Wealth tax can help fund Rahul Gandhi’s NYAY, says World Inequality Lab

The Congress proposal of Nyay, a monthly payout of Rs 6,000 to the poorest 20 per cent, can better assessed with more progressive taxation, which could include a wealth tax on the rich, says the Paris-based World Inequality Lab. And the BJP’s 10 per cent quota for the poor in the General Catgeory is a being called a political stunt.

While the Congress has not shared any details on the plan — its fiscal implications or its architecture — a paper by the Paris institute offers several financing options. Estimating the cost of Rs 72,000 annual income guarantee as Rs 2.9 trillion (1.3% of GDP), it says that a 2 per cent tax on total wealth on households owning more than Rs 2.5 crore of wealth (that is the top 0.1% of households) would yield Rs 2.3 trillion or 1.1% of GDP.

The paper’s authors are Nitin Bharti, research fellow, and co-director Lucas Chancel. Chancel is on the institute’s executive committee along with French economist Thomas Piketty whose work on inequality has set off widespread debate.

When asked if the institute helped the Congress formulate the plan, Chancel said they had discussed the scheme and shared their results with Abhijit Banerjee (Professor at MIT and Director of the Poverty Action Lab) who has been discussing it with the Congress but we haven’t been in direct contact with them.”

As reported by Indian Express, Chancel said that India’s progressive tax rates have been falling since the 1980s and people associate high progressiveness with low growth.
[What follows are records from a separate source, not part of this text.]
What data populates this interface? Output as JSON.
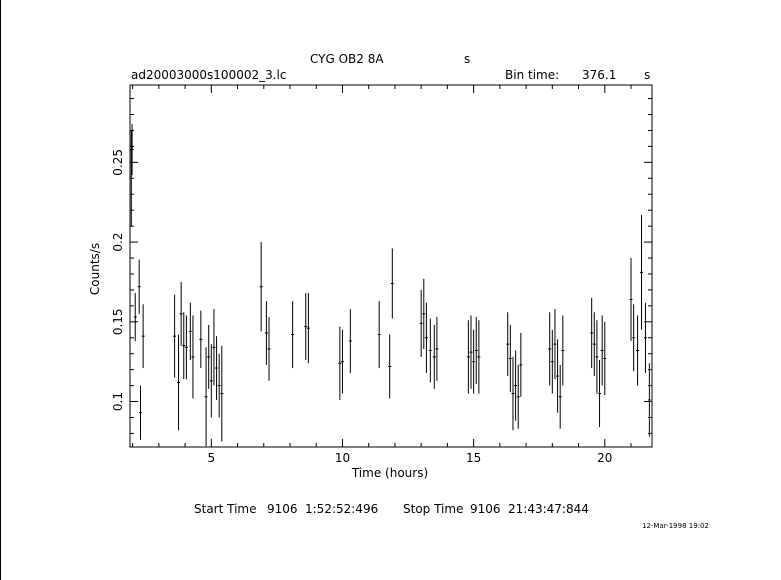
{
  "header": {
    "object_name": "CYG OB2 8A",
    "object_unit": "s",
    "file_name": "ad20003000s100002_3.lc",
    "bin_time_label": "Bin time:",
    "bin_time_value": "376.1",
    "bin_time_unit": "s"
  },
  "footer": {
    "start_label": "Start Time",
    "start_day": "9106",
    "start_clock": "1:52:52:496",
    "stop_label": "Stop Time",
    "stop_day": "9106",
    "stop_clock": "21:43:47:844",
    "plot_date": "12-Mar-1998 19:02"
  },
  "colors": {
    "ink": "#000000",
    "background": "#ffffff"
  },
  "chart_data": {
    "type": "scatter",
    "title": "CYG OB2 8A",
    "xlabel": "Time (hours)",
    "ylabel": "Counts/s",
    "xlim": [
      1.9,
      21.8
    ],
    "ylim": [
      0.0715,
      0.2985
    ],
    "x_ticks": [
      5,
      10,
      15,
      20
    ],
    "y_ticks": [
      0.1,
      0.15,
      0.2,
      0.25
    ],
    "x_tick_labels": [
      "5",
      "10",
      "15",
      "20"
    ],
    "y_tick_labels": [
      "0.1",
      "0.15",
      "0.2",
      "0.25"
    ],
    "grid": false,
    "series": [
      {
        "x": [
          1.95,
          1.98,
          2.1,
          2.25,
          2.3,
          2.4,
          3.6,
          3.75,
          3.85,
          3.95,
          4.05,
          4.2,
          4.3,
          4.6,
          4.8,
          4.9,
          5.0,
          5.1,
          5.2,
          5.3,
          5.4,
          6.9,
          7.1,
          7.2,
          8.1,
          8.6,
          8.7,
          9.9,
          10.0,
          10.3,
          11.4,
          11.8,
          11.9,
          13.0,
          13.1,
          13.2,
          13.35,
          13.5,
          13.6,
          14.8,
          14.9,
          15.0,
          15.1,
          15.2,
          16.3,
          16.4,
          16.5,
          16.6,
          16.7,
          16.8,
          17.9,
          18.0,
          18.1,
          18.2,
          18.3,
          18.4,
          19.5,
          19.6,
          19.7,
          19.8,
          19.9,
          20.0,
          21.0,
          21.1,
          21.25,
          21.4,
          21.55,
          21.7
        ],
        "y": [
          0.24,
          0.258,
          0.153,
          0.172,
          0.093,
          0.141,
          0.141,
          0.112,
          0.155,
          0.135,
          0.134,
          0.144,
          0.128,
          0.139,
          0.103,
          0.128,
          0.113,
          0.134,
          0.121,
          0.11,
          0.105,
          0.172,
          0.143,
          0.133,
          0.142,
          0.147,
          0.146,
          0.124,
          0.125,
          0.138,
          0.142,
          0.122,
          0.174,
          0.149,
          0.155,
          0.14,
          0.132,
          0.128,
          0.133,
          0.128,
          0.131,
          0.125,
          0.132,
          0.128,
          0.136,
          0.127,
          0.105,
          0.11,
          0.103,
          0.123,
          0.133,
          0.125,
          0.136,
          0.116,
          0.103,
          0.132,
          0.143,
          0.136,
          0.128,
          0.105,
          0.132,
          0.127,
          0.164,
          0.14,
          0.132,
          0.181,
          0.14,
          0.101
        ],
        "yerr": [
          0.03,
          0.016,
          0.015,
          0.017,
          0.017,
          0.02,
          0.026,
          0.03,
          0.02,
          0.021,
          0.02,
          0.018,
          0.026,
          0.018,
          0.031,
          0.02,
          0.023,
          0.024,
          0.02,
          0.02,
          0.03,
          0.028,
          0.02,
          0.02,
          0.021,
          0.021,
          0.022,
          0.023,
          0.02,
          0.02,
          0.021,
          0.02,
          0.022,
          0.021,
          0.022,
          0.022,
          0.02,
          0.02,
          0.02,
          0.023,
          0.023,
          0.02,
          0.021,
          0.023,
          0.02,
          0.021,
          0.023,
          0.022,
          0.02,
          0.02,
          0.023,
          0.02,
          0.022,
          0.023,
          0.02,
          0.022,
          0.022,
          0.02,
          0.023,
          0.021,
          0.022,
          0.023,
          0.026,
          0.021,
          0.022,
          0.036,
          0.022,
          0.023
        ]
      }
    ]
  }
}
However, from an international comparative perspective, nothing shows that high top tax rates lead to lower growth. Look at US again but also at Europe, the period of high top tax rates coincide with very high productivity growth periods. What is particularly striking in the case of India is the huge rise of income and wealth inequality at the top of the distribution. We believe that a top wealth tax could yield a significant amount of tax revenues to finance social spending and protect Indian democracy from the risks of too high top-end inequality.

Bharti said that progressive taxation is one of the practical solutions at the moment. They do believe that the current social sector schemes are very useful and should remain intact/improved in terms of implementation to gain efficiency. They added that progressive taxation helps in cutting down on inequality (which has increased a lot in recent years). Further their proposal of taxing on stock of wealth can also help in curbing the strong preferences of Indian society towards real estate. Land and Building forms 90 per cent of the total wealth in India. Imposing tax will also help in people investing in more productive assets.

They regret the lack of a single identifiable indicator of income and wealth in India and in the absence of one metric, they say, a good standard, is having residential homes in rural India and incomes assessed by income tax returns in urban areas.

The authors have looked at three slabs of minimum amounts that could be made available to 20 per cent of India’s poorest, as part of the variant of the Universal Basic Income proposed by the Congress. The proposal, of providing a minimum of Rs 72,000 per annum per family, is what these authors have built as ‘Scenario B’ in their work.
This, coincidentally, is the announcement made by Congress president Rahul Gandhi Monday.

On the NDA Government’s 10 per cent quota in government jobs for the poor in the General Category, the economists red-flag the criteria set out. On the income threshold, more than 93 per cent of households are eligible and on the current agricultural land holding metric, 95 per cent are, and going by residential ownership, 80 per cent of the population is eligible.

Despite having some ability to benefit a section of the economically worse off, they say, it is like a political stunt and limited in its ability to tackle income inequality.

The Chancel-Bharti report says that social expenditure on health and education must continue with this basic minimum income offered to the poor. Otherwise, a minimum income scheme that would replace existing social spending can have negative consequences in terms of social justice as it has been shown in the case of other countries.

There was speculation that Piketty had advised the Congress but he has denied any role in the direct design of the scheme. He told BBC on Monday they certainly support all efforts to reduce income inequality in India and especially to move away the political debate from caste-based political to class-based redistribution of income and wealth.